My good friend, Becky, pops into my mind instantly. She has overcome some really tough times in her life, is completely content being single, is always happy for others when they succeed without a twinge of jealousy, and she is never afraid to laugh a little bit too loud in public places.
You know what’s interesting? When we think of the people we’re most impressed by, usually it’s not because of their clothes, or cars, or the size of their house. Usually, the people who truly inspire us possess invisible, intangible qualities we all desire.
Around this time last year, I met a man named Jeremy on a flight out of Chicago. (Southwest Airlines’ no-assigned seating policy is both a blessing and a curse.) On this particular flight, I was near the end of the final boarding group and knew that I was more than likely going to get stuck with a middle seat. Lucky for me, there was one open spot between two of the slenderest guys.
Judging by his carry-on bag, which was halfway tucked under the seat in front of him, and his attire, this guy was an athlete. Being a former college athlete, I decided to strike up a conversation with him. After all, we had to have some common ground, right? After prying (I’m relentless.), I discovered that Jeremy was a highly acclaimed marathon runner.

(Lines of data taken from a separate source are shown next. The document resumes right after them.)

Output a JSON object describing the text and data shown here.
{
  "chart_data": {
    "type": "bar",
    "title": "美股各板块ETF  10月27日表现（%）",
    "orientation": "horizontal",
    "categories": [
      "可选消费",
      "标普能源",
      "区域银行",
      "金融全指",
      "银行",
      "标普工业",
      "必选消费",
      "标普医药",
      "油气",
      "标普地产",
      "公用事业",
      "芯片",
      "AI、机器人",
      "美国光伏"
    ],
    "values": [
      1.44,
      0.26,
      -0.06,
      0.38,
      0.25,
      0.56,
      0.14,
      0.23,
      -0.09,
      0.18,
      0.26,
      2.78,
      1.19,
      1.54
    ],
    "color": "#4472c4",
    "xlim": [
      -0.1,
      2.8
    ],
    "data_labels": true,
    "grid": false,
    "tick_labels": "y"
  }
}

Talking with him brought up an unexpected revelation. When I asked him about the training, the diet he keeps, and the mental obstacles he must confront during a marathon race, his responses were dreadful. It was as if this guy hated running, yet it’s what he spent a good chunk of his life doing. Being the blunt person I am (and lacking the social skills to stop myself), I finally asked why he kept doing something he didn’t even enjoy.
“This is what people expect of me,” he said. “I have a reputation to live up to. Plus, I’ve always been naturally good at it,” he trailed off, as if trying to convince himself.

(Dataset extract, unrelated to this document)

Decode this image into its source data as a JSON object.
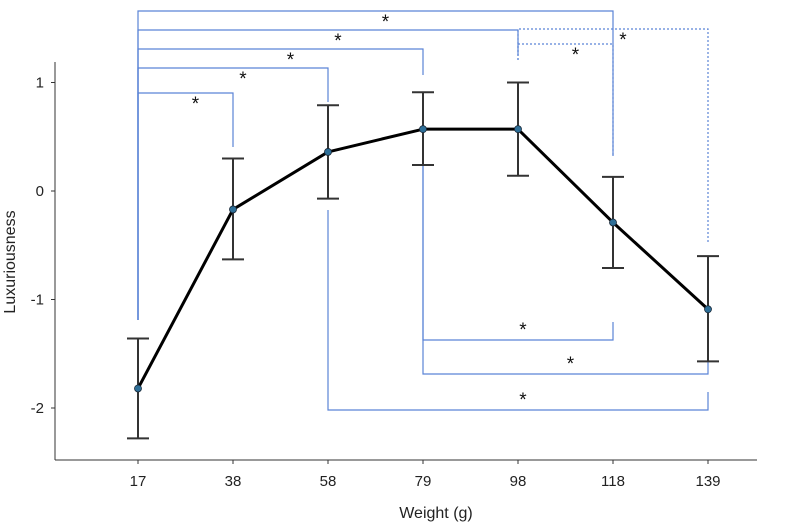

The thing is, running a single marathon takes up so much time. From training to the day of the race, it’s a huge commitment. We’re not talking about a walk around the block — the training and effort is unparalleled. Jeremy, whether he came right out and admitted it to himself or not, was committing his life to a set of expectations defined for him by other people.
I looked out the plane window and wondered, why is so much of what we do motivated by the desire to impress and please other people? And more importantly: How do we stop?
Not one of us is immune, I’m convinced; we’re all guilty of it at some point in our lives. But what purpose does this behavior actually serve? We know it leads us further away from our true self. We know we miss out on the beauty that comes from a life lived fully in our God-given identity. Not to mention, it annoys the very people we’re trying so hard to impress. It’s flat-out exhausting.
I believe we can tamper down the urge to say to the world, “Look at me! See how much I’ve done! Please accept me!” There is a humbler way. We can have a more fulfilling life, free of masks and fake bliss.
This other way, I have found, is by choosing to live authentically.
We live in a world where social media is ever-present, and it’s so easy to post edited, posed, and perfected shots with a clever caption that makes everyone envy our “perfect” and “fun” life. But we don’t have to! We can choose not to participate in that behavior.
We are faced with these seemingly minuscule choices every single day:
The choice to turn conversation off of ourselves and instead ask really good questions to get to know someone else;
The choice to do things we love, regardless of what anyone else thinks;
The choice to quit doing things purely because of the way we believe it’s perceived;
The choice to check our motivations and intentions, pausing to ask the question: “What am I trying to prove and whom am I trying to impress?”
The choice to stand firmly in who we are, online and off.
The sum of these choices adds up to our life. Will ours be one of authenticity or impressing?
Repeat after me: I have nothing to prove and no one to impress. God loves me unconditionally, despite my past and present mistakes.
If we spend our days in a relationship with Him, we will become more like Him. There, I’ve found, we will find freedom from a life of impressing and exhaustion.